Age no barrier to globetrotting, as 76-year-old Korean-American backpacker shows
Hyo So one of a growing number of retired people who are picking up their rucksacks, travelling to exotic places and making new friends

It started with a quote he had heard on television about regret: that at the end of life, you are haunted not by the things you did, but by the things you didn’t do.
A few months later, Hyo So booked a hostel bed in Cairo and took off alone from his apartment in Los Angeles' Pico Union neighbourhood on his first-ever backpacking trip.

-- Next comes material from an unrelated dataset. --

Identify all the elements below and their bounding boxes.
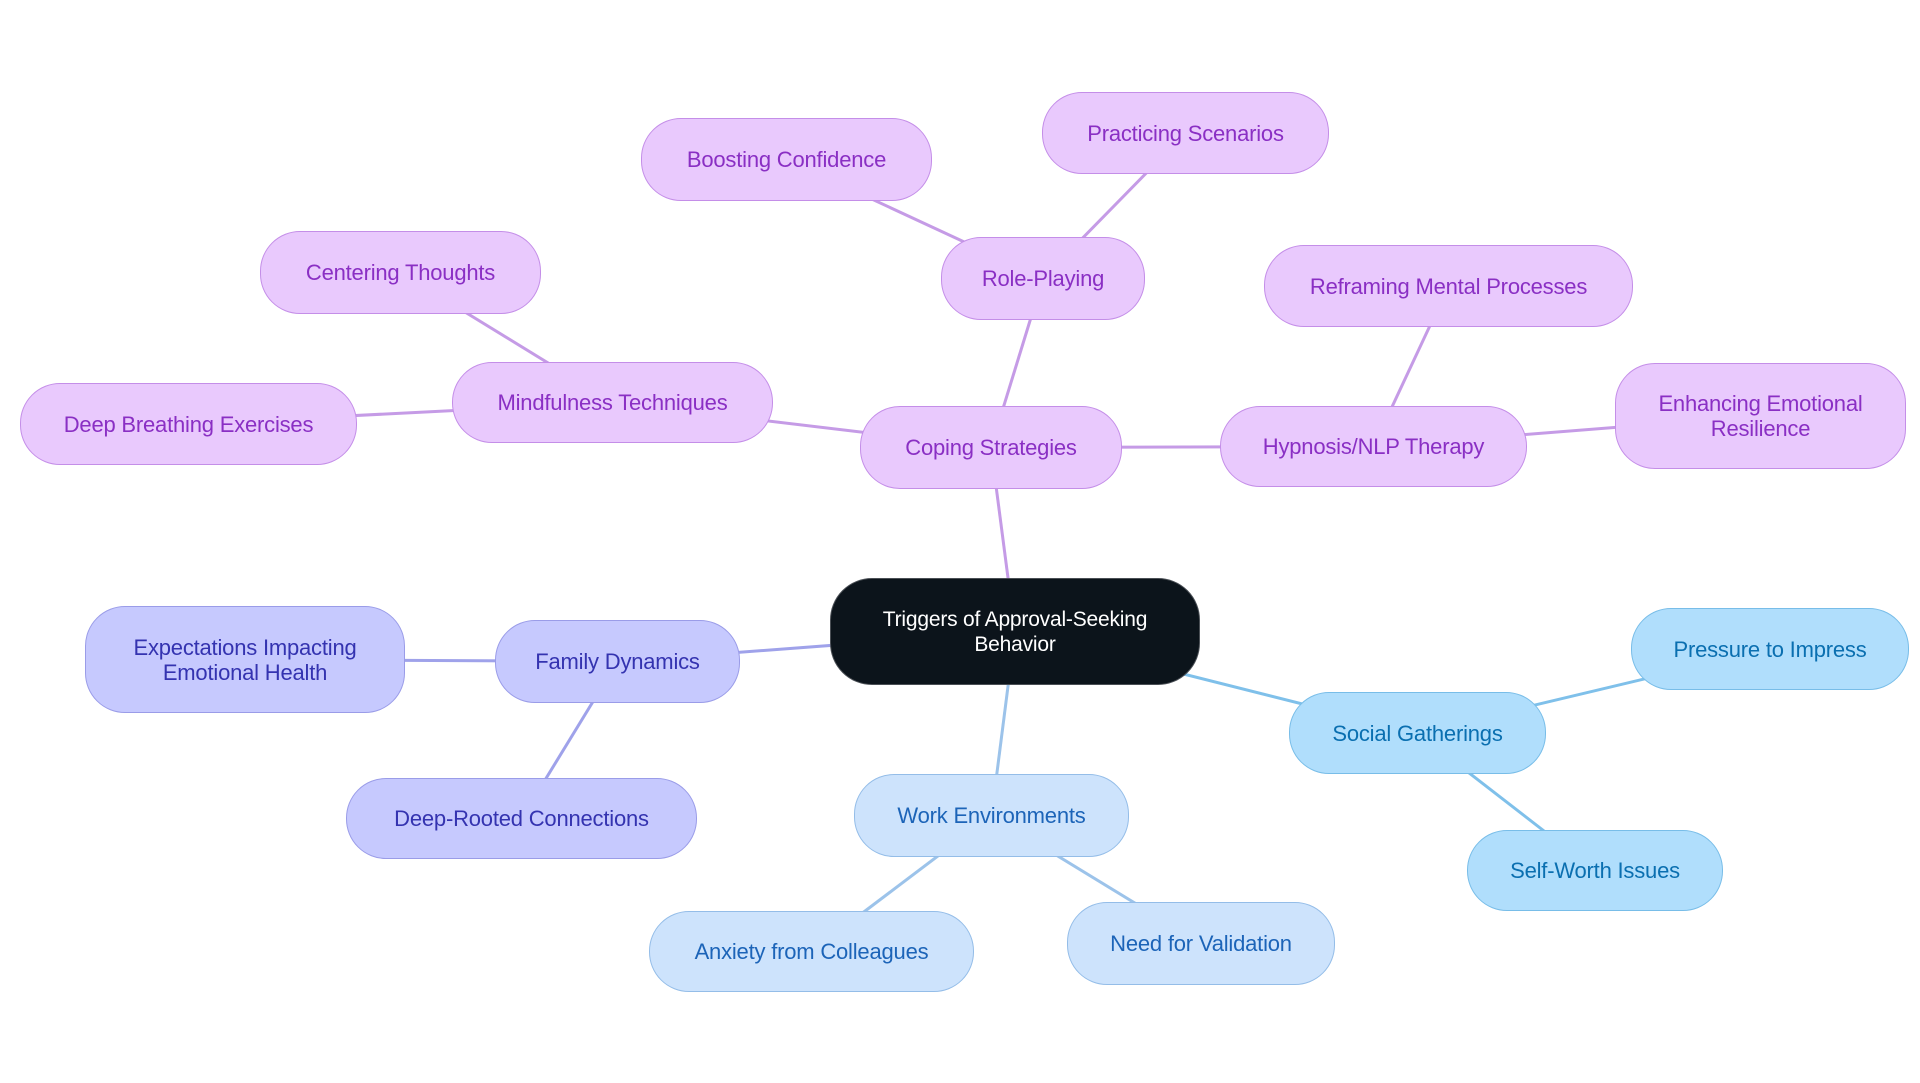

Since then, he has made his way through some 40 countries – crossing the Gobi Desert, chatting with Maasai tribesmen in Kenya, charming fellow backpackers in Kingston by singing Jamaica Farewell. He has been mistaken for a beggar in Central America while holding an empty coffee cup, kept awake in threadbare dorm rooms with more than a dozen other beds and has been inflicted with more than his share of traveller’s diarrhoea.
“Life is experiences – and not just the good, positive ones,” he says. “This is living.”
So knows a thing or two about living – he’s 76 years old.
It has long been a rite of passage to set off into the world and travel on a shoestring – have adventures, meet strangers, experience a close call or two and find yourself before you settle into your adult life.